Câmara aprova PEC que acaba com escala 6x1 em primeira votação
A Câmara dos Deputados aprovou na noite desta quarta-feira (27) a Proposta de Emenda à Constituição (PEC) que prevê a redução da jornada de trabalho e o fim da escala 6x1 no Brasil. O projeto recebeu 472 votos favoráveis e 22 contrários no primeiro turno de análise do texto no plenário da Casa. A PEC precisava de ao menos 308 votos favoráveis.
Até o fechamento desta edição, às 23h15, a votação em segundo turno ainda não havia sido concluída. Na comissão especial, foram 34 votos favoráveis e 4 contrários ao substitutivo ao texto da PEC 221/19. “É sobre o direito de viver, não apenas de sobreviver”, discursou o presidente da Câmara, Hugo Motta (Republicanos-PB), após a aprovação da PEC em primeira votação.
A PEC reduz a jornada semanal de trabalho de 44 para 40 horas e estabelece duas folgas remuneradas por semana, sendo uma delas preferencialmente aos domingos. A proposta foi construída a partir de textos apresentados pelos deputados Reginaldo Lopes (PT-MG) e Erika Hilton (PSOLSP). Inicialmente, as PECs defendiam uma jornada de 36 horas semanais, mas o acordo final entre parlamentares e governo estabeleceu o limite de 40 horas.
Além da redução da carga horária, o parecer estabelece um período de transição para adaptação das empresas. As primeiras duas horas deverão ser reduzidas em até dois meses após a promulgação da PEC. Já as duas horas restantes precisarão ser retiradas da jornada em até 12 meses após a primeira etapa. O fim da escala 6x1 começará a valer 60 dias depois da promulgação do texto.
O prazo de transição se tornou o principal ponto de divergência nas negociações. Empresários e confederações patronais alegaram preocupação com os impactos econômicos da mudança, especialmente em setores que dependem de funcionamento contínuo. O governo federal, que inicialmente defendia a implantação imediata, acabou por aceitar uma adaptação gradual para viabilizar um acordo político.
Escala 4x3
O debate também expôs uma mudança de posicionamento do PL ao longo da tramitação da proposta. O partido criticava o fim da escala 6x1 justamente pelos possíveis impactos econômicos da medida. No entanto, durante as discussões, parlamentares da legenda passaram a defender uma escala ainda mais ampla de descanso, a chamada 4x3, com quatro dias de trabalho e três de folga. Apesar da tentativa de incluir a proposta nas discussões, o texto defendido pelo partido não foi votado pela comissão.
Durante a votação desta quarta-feira, os deputados rejeitaram ainda um destaque apresentado pelo PL que tentava antecipar o fim da escala 6x1, ao retirar o prazo de 60 dias previsto para entrada em vigor da nova regra.
Outro trecho aprovado pelo relator determina que convenções e acordos coletivos incompatíveis com a nova jornada perderão validade automaticamente após 60 dias da promulgação da PEC. A medida deve obrigar sindicatos patronais e representantes dos trabalhadores a renegociarem contratos e escalas de serviço.

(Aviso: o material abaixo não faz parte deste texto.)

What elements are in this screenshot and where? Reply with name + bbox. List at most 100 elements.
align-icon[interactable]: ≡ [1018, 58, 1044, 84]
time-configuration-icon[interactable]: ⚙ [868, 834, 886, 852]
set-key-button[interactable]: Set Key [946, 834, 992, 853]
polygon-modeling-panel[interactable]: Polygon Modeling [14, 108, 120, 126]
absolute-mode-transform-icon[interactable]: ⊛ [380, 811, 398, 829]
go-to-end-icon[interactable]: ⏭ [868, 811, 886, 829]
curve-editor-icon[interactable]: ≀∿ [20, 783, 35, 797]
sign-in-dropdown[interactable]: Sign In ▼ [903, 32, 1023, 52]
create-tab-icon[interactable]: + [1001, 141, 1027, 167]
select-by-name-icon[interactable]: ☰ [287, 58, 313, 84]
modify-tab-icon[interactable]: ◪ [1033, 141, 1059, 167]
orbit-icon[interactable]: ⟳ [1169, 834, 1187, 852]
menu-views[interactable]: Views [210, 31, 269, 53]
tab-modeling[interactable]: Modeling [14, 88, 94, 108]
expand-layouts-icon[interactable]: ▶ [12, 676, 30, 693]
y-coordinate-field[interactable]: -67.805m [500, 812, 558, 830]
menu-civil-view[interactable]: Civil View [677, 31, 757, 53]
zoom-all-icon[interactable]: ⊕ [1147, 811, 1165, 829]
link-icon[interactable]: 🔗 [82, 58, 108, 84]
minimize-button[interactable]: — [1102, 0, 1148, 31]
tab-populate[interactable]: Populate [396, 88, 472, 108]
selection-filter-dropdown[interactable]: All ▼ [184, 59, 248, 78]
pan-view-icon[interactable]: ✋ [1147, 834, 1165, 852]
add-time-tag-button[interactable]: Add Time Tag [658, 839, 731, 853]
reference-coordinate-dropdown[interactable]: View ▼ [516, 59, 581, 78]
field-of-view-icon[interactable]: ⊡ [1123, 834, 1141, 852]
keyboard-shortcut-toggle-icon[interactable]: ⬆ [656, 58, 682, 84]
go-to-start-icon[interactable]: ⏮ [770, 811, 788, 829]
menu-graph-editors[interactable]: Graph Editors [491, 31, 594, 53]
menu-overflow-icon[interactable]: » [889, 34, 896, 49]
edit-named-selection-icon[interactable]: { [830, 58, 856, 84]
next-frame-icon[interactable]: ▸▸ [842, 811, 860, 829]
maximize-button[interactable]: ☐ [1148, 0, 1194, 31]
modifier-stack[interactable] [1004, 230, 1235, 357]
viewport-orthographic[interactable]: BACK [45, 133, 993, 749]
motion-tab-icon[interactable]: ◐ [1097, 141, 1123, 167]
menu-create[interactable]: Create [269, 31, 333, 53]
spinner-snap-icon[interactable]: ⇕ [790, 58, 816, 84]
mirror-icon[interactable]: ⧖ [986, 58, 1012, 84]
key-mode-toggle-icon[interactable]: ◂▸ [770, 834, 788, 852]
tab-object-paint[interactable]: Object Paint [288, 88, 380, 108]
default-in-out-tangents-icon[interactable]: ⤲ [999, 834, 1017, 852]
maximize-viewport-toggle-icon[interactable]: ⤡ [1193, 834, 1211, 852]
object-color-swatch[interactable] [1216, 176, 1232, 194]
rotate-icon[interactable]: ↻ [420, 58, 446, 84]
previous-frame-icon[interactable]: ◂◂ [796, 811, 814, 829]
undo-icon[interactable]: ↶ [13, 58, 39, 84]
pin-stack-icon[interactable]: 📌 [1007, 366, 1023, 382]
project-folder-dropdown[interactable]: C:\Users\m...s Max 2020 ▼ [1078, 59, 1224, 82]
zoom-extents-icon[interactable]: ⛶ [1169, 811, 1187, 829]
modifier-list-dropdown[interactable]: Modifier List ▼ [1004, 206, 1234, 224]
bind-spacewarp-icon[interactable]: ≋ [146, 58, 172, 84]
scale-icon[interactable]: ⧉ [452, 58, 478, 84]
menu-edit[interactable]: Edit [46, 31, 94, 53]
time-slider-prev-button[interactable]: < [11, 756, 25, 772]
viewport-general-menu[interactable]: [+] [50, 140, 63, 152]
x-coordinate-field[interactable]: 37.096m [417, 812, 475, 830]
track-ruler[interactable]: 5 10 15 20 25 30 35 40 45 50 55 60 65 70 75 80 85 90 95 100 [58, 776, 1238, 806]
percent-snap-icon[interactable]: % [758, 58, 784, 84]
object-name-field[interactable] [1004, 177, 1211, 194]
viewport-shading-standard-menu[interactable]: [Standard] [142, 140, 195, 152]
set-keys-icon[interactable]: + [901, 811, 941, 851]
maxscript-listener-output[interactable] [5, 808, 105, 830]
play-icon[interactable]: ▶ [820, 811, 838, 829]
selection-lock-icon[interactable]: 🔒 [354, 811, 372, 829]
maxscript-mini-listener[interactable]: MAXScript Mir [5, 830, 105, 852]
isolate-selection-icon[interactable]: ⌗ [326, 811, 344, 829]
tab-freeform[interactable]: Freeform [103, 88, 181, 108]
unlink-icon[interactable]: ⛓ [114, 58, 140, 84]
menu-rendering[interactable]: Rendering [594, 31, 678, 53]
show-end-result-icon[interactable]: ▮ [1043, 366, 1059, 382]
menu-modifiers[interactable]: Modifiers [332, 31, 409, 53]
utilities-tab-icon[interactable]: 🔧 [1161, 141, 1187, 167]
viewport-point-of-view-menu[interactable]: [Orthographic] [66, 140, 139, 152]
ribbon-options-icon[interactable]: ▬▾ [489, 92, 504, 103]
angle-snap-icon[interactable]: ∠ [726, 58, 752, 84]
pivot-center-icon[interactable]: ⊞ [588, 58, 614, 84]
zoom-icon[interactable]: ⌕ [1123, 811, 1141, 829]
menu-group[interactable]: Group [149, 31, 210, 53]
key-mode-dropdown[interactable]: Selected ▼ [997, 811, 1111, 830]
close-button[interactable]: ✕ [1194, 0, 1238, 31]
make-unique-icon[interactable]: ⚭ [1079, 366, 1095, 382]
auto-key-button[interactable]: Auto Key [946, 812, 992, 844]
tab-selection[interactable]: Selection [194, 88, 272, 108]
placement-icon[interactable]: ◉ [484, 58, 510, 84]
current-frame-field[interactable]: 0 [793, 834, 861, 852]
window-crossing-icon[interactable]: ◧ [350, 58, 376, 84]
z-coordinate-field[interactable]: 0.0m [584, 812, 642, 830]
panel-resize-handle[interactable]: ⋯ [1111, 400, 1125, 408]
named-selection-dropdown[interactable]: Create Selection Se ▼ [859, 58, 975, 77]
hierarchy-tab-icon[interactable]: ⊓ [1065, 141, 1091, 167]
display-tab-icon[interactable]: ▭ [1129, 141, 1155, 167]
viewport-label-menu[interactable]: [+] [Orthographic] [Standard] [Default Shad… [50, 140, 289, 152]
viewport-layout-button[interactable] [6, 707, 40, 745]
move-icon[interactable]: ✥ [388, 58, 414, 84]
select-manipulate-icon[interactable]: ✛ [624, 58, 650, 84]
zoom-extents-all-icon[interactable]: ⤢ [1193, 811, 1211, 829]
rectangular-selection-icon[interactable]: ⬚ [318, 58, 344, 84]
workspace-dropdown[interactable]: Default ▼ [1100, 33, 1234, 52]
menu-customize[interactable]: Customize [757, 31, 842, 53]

A proposta, porém, não valerá para todos os trabalhadores. Ficarão fora das novas regras profissionais com diploma de nível superior e salário equivalente a pelo menos duas vezes e meia o teto do INSS, atualmente cerca de R$ 21,1 mil. Para essa categoria, não haverá aplicação obrigatória das regras de jornada e controle de ponto. Segundo o relator, a exceção busca reduzir a chamada “pejotização” e garantir maior liberdade contratual para profissionais de alta renda.
Repercussão
A aprovação da PEC provocou forte embate político entre governo e oposição. Em entrevista ao jornal O HOJE, o deputado federal José Nelto (União Brasil) critica o posicionamento do PL durante as discussões. “A extrema direita, enrolada em casos de corrupção, agora aparece com uma proposta indecente. Enquanto isso, estamos discutindo o Brasil e o fim da escala 6x1 com responsabilidade”, afirma.
José Nelto também acusa o PL de agir por conveniência política. “Quem antes era totalmente contrário agora muda de opinião da água para o vinho, colocando em risco todo o setor empresarial. Sem equilíbrio, não haverá empregos nem empresas fortes”, declara.
Já a deputada federal Adriana Accorsi (PT) classifica a aprovação como uma vitória histórica para os trabalhadores brasileiros e critica a defesa da escala 4x3 feita por integrantes do PL. “O relatório foi aprovado por ampla maioria. Somente três deputados do PL e um do Novo votaram contra. O PL sempre vota contra a classe trabalhadora. Se eles eram contra a jornada 5x2, como agora defendem a escala 4x3?”, questiona.